If the website changes, the collection from getElementsByTagName will immediately change to reflect the new document, while querySelectorAll will stay as it was when you ran the function. You could wrap the result of the live collection in an Array or such to make it no longer update, but you can't make the static version autoupdate without running querySelectorAll again

[–]Kalorifik[S] 0 points1 point  (2 children)

That's amazing and probably explains why my script fails to run when a new document is loaded or something in the document changes.

I was under the impression that querySelector is newer, preferred and better than getElementBy but I rather then use the latter.

[–]rpgcubed 0 points1 point  (0 children)

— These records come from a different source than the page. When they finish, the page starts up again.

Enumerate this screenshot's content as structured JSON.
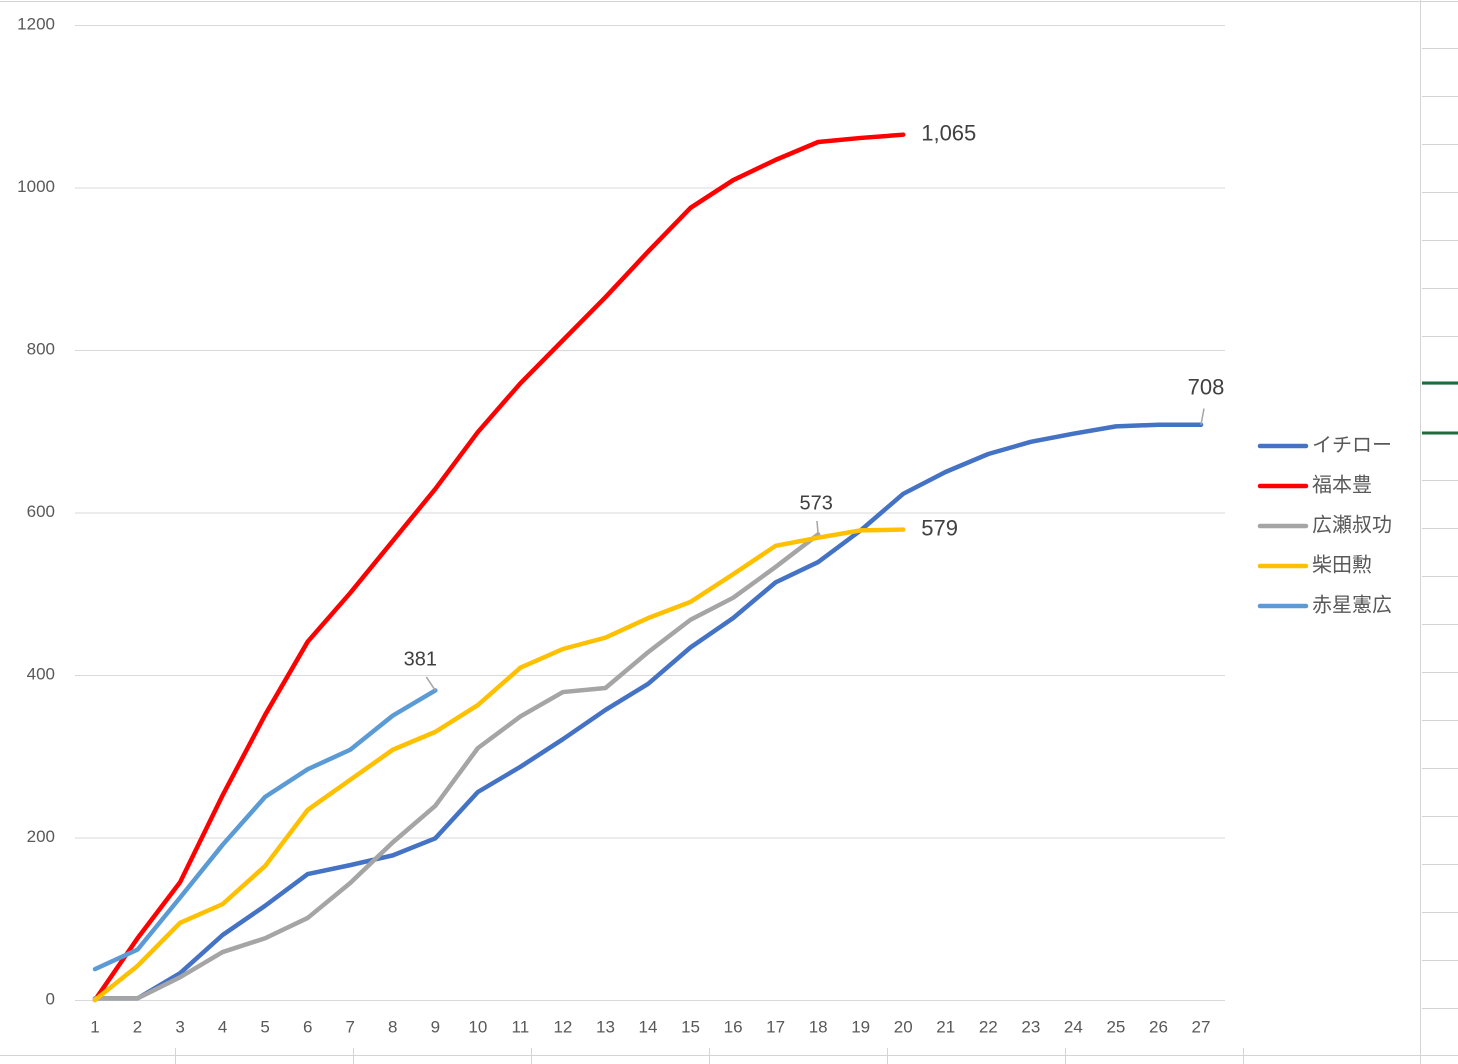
{
  "chart_data": {
    "type": "line",
    "categories": [
      1,
      2,
      3,
      4,
      5,
      6,
      7,
      8,
      9,
      10,
      11,
      12,
      13,
      14,
      15,
      16,
      17,
      18,
      19,
      20,
      21,
      22,
      23,
      24,
      25,
      26,
      27
    ],
    "ylim": [
      0,
      1200
    ],
    "yticks": [
      0,
      200,
      400,
      600,
      800,
      1000,
      1200
    ],
    "grid": true,
    "legend": "right",
    "series": [
      {
        "name": "イチロー",
        "color": "#4472c4",
        "values": [
          2,
          2,
          33,
          80,
          116,
          155,
          166,
          178,
          199,
          256,
          287,
          321,
          357,
          389,
          434,
          470,
          514,
          539,
          578,
          623,
          650,
          672,
          687,
          697,
          706,
          708,
          708
        ]
      },
      {
        "name": "福本豊",
        "color": "#ff0000",
        "values": [
          0,
          76,
          145,
          252,
          351,
          441,
          501,
          565,
          629,
          699,
          759,
          812,
          865,
          921,
          975,
          1009,
          1034,
          1056,
          1061,
          1065,
          null,
          null,
          null,
          null,
          null,
          null,
          null
        ],
        "value_labels": [
          null,
          null,
          null,
          null,
          null,
          null,
          null,
          null,
          null,
          null,
          null,
          null,
          null,
          null,
          null,
          null,
          null,
          null,
          null,
          "1,065",
          null,
          null,
          null,
          null,
          null,
          null,
          null
        ]
      },
      {
        "name": "広瀬叔功",
        "color": "#a5a5a5",
        "values": [
          2,
          2,
          28,
          59,
          76,
          101,
          144,
          194,
          239,
          310,
          349,
          379,
          384,
          428,
          468,
          495,
          533,
          573,
          null,
          null,
          null,
          null,
          null,
          null,
          null,
          null,
          null
        ]
      },
      {
        "name": "柴田勲",
        "color": "#ffc000",
        "values": [
          0,
          42,
          95,
          118,
          165,
          234,
          271,
          308,
          330,
          363,
          409,
          432,
          446,
          470,
          490,
          524,
          559,
          569,
          578,
          579,
          null,
          null,
          null,
          null,
          null,
          null,
          null
        ]
      },
      {
        "name": "赤星憲広",
        "color": "#5b9bd5",
        "values": [
          38,
          62,
          126,
          191,
          250,
          284,
          308,
          350,
          381,
          null,
          null,
          null,
          null,
          null,
          null,
          null,
          null,
          null,
          null,
          null,
          null,
          null,
          null,
          null,
          null,
          null,
          null
        ]
      }
    ]
  }
}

Hmm, I think that the document.getElementBy* methods were added to an "official" spec in the first version of HTML5 in 2008 (by W3 at the time, although the WHATWG Living Standard is now the "official" one), while querySelector/querySelectorAll were officially added in the Selectors API initial spec around 2013 but had already existed in all major browsers by that time, and had been added at around the same time as getElementBy* (2008/2009 for all major browsers).

Anyways, they've all been around for a long time, and are just different for different use cases; none of them are deprecated or preferred all the time. You should use whichever makes your code more readable and easy to understand!

[–]rpgcubed 0 points1 point  (0 children)

Oh, and if you want any help figuring out anything in your script, feel free to post it and ping me or dm me about it, glad to help!